The Egyptian economy didn’t use currency, and so tomb builders, like everyone else, were paid in food or goods that they in turn used to barter for other things they wanted or needed. Despite their esoteric skills, the tomb builders weren’t compensated as highly as soldiers, who got meat instead of the fish that the craftsmen received with their grain. The Egyptians believed that workers should be treated fairly, but in practice, that didn’t always happen; In 1153 B.C., a crew of tomb builders actually staged what may have been the first strike in labor history, refusing to work until corrupt officials stopped shortchanging them on their grain rations. But workers also got away with slipping in some moonlighting during the regular workday. Many of the tomb builders augmented their income by making crafts. Deir el-Medina’s carpenters, for example, also built beds, chairs and tables, while painters hired themselves out to decorate private tombs. Some tomb workers even kept cattle.
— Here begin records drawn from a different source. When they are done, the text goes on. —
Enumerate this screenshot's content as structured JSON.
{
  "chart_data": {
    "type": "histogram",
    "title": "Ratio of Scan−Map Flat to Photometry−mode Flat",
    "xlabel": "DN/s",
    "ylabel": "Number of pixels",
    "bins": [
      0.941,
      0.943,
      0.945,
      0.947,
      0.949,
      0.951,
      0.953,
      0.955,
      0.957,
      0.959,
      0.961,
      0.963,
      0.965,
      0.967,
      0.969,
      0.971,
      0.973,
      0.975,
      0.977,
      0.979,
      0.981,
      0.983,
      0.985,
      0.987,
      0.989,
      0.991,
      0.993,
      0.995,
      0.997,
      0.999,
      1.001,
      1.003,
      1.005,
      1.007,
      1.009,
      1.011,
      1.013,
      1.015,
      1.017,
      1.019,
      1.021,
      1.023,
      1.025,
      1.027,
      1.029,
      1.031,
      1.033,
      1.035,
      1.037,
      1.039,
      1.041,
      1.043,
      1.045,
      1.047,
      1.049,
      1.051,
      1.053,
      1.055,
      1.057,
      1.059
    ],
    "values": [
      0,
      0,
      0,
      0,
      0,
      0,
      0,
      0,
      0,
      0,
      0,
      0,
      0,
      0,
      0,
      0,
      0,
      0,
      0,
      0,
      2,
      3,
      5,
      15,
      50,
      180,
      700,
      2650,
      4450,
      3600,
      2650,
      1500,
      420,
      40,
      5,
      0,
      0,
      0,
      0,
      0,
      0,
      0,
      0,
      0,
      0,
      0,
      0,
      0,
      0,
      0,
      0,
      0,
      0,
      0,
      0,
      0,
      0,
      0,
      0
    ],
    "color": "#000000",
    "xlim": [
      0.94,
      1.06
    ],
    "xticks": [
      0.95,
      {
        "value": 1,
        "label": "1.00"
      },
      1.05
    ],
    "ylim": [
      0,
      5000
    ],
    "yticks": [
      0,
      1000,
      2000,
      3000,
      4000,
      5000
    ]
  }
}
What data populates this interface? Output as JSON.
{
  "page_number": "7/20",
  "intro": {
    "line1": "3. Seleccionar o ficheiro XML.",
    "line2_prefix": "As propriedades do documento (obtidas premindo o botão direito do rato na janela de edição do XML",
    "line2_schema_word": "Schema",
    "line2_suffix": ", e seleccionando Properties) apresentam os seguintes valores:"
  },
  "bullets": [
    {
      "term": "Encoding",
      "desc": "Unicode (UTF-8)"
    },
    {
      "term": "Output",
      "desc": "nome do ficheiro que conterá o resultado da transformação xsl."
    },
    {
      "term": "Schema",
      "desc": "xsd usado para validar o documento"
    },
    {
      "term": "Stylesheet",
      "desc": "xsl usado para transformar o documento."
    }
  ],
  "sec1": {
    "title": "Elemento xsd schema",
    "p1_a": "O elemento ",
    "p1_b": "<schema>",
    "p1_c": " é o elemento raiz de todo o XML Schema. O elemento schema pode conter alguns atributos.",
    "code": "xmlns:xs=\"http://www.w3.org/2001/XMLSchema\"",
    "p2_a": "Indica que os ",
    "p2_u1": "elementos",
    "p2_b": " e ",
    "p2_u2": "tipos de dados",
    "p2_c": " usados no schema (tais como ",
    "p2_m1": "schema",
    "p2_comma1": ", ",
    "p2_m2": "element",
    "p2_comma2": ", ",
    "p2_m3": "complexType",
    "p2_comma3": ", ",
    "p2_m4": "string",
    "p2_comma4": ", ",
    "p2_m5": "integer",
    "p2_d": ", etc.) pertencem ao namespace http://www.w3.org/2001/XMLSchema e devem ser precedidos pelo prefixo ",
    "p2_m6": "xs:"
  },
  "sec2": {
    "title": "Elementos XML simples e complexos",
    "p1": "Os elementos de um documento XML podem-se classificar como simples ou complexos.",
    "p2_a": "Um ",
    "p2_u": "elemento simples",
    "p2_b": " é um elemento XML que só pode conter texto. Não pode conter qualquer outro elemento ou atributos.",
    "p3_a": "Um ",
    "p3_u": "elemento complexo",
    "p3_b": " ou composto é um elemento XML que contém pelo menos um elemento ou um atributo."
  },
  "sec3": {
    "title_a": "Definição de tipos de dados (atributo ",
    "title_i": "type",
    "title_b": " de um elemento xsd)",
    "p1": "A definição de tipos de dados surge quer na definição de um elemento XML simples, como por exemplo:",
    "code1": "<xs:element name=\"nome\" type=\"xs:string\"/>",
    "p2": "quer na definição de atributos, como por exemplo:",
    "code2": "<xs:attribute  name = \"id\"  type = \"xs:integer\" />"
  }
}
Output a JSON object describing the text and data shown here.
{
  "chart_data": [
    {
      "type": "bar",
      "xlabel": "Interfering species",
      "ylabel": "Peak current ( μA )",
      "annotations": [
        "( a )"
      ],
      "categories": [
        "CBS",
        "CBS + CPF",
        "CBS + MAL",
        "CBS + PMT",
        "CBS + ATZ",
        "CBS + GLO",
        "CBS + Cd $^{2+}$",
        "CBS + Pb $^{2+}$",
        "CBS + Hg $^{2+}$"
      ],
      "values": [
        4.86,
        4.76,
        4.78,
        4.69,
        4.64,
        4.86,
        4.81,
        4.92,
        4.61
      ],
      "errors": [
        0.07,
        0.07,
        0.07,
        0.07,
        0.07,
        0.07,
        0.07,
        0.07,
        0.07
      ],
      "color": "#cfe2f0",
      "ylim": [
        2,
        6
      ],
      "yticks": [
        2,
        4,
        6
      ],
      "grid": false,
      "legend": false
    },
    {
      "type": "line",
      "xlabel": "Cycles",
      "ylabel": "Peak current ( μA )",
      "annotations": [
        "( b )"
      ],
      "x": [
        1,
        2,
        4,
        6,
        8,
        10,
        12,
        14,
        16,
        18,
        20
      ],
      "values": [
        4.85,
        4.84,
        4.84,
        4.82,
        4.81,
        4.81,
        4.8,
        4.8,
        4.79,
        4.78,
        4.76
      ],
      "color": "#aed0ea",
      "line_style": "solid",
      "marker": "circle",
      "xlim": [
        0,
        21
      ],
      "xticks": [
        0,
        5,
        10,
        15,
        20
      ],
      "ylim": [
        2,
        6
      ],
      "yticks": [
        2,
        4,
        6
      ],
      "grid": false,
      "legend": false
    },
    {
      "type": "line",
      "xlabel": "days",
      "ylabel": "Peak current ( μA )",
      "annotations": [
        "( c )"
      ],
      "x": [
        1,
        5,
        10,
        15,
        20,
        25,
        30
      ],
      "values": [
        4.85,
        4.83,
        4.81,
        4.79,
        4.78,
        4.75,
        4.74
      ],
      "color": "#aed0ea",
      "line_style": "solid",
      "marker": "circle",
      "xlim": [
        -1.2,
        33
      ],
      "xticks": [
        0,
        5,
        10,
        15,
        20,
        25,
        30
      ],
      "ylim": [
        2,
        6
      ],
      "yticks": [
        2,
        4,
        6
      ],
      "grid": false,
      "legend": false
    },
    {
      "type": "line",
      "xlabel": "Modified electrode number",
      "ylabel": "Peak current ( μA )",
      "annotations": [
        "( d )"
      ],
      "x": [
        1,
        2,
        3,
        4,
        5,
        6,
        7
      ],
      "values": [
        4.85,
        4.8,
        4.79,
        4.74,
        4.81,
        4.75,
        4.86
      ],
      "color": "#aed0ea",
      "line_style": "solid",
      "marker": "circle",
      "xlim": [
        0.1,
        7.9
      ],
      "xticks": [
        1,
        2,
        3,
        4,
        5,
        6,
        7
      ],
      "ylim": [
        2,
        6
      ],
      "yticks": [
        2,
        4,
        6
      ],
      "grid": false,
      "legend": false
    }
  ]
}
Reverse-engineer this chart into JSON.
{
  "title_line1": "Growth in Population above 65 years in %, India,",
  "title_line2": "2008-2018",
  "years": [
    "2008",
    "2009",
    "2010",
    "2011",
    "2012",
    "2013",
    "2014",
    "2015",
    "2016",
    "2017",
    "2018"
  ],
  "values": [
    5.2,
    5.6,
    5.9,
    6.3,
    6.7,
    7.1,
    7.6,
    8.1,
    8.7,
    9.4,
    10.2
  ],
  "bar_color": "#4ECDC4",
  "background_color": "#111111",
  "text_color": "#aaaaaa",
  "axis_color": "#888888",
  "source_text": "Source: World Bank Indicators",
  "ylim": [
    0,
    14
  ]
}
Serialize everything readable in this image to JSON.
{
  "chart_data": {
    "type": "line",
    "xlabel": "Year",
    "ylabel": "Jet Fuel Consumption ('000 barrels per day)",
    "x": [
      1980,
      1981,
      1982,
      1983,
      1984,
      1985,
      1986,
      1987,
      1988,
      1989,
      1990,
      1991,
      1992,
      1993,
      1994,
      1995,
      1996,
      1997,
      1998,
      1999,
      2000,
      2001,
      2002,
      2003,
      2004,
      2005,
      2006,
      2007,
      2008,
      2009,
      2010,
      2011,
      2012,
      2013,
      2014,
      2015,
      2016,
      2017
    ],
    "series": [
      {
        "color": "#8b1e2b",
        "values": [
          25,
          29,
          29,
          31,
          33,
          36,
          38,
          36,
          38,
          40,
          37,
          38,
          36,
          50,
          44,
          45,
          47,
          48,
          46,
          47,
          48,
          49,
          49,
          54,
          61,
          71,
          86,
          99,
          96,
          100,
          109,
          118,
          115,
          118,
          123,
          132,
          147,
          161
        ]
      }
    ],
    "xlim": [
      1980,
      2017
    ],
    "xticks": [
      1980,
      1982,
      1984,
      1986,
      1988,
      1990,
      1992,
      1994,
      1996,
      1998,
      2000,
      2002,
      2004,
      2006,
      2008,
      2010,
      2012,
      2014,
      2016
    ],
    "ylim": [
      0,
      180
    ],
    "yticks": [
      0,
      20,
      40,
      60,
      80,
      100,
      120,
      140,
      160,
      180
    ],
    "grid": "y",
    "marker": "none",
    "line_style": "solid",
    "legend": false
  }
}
Because of all that hard work, the tomb builders and their families enjoyed a relatively high standard of living for commoners in the ancient world. Workers and their families lived in mud-brick houses that generally measured 15 feet by 45 feet, with ceilings made of trunks and branches from palm trees, and whitewashed walls sometimes decorated with plant or animal designs. Their homes were furnished with baskets woven from reeds and pottery. They dressed in loose linen garments and wore papyrus sandals in hot weather, and donned leather slippers and wool cloaks when it got cool and windy in the desert. Despite their arduous work schedules, they found time to play harps and flutes, kept cats and monkeys as pets, and enjoyed parties and festivals at which they served home-brewed barley beer. One continual downside to life in the village was a shortage of drinking water, since the village had no natural supply. Instead, a nearly continuous procession of donkeys brought tall earthenware jars of water into the village.

Though the village population consisted largely of families who’d known one another for generations, relations weren’t always peaceful. There were quarrels about work assignments and sometimes thefts. The village had a courthouse where hearings were conducted on accusations of minor offenses such as unpaid debts. More serious crimes were referred to royal authorities in Thebes for prosecution. One of the most heinous offenses on the books was grave robbery, which was punishable by death.

When they weren’t working on the Pharaohs’ tombs or moonlighting to increase their incomes, the tomb builders worked on their own burial places. They buried their dead in cemeteries in the hillsides just outside the village. One of the few completely intact, well-preserved tombs found by archeologists is the burial place of the family of Sennedjen, a tomb worker who lived and died somewhere around 1300 B.C. The decorative art in the main chamber includes a famous image of Anubis, the slim, black jackal god who oversaw embalming, taking care of the tomb builder’s own mummy.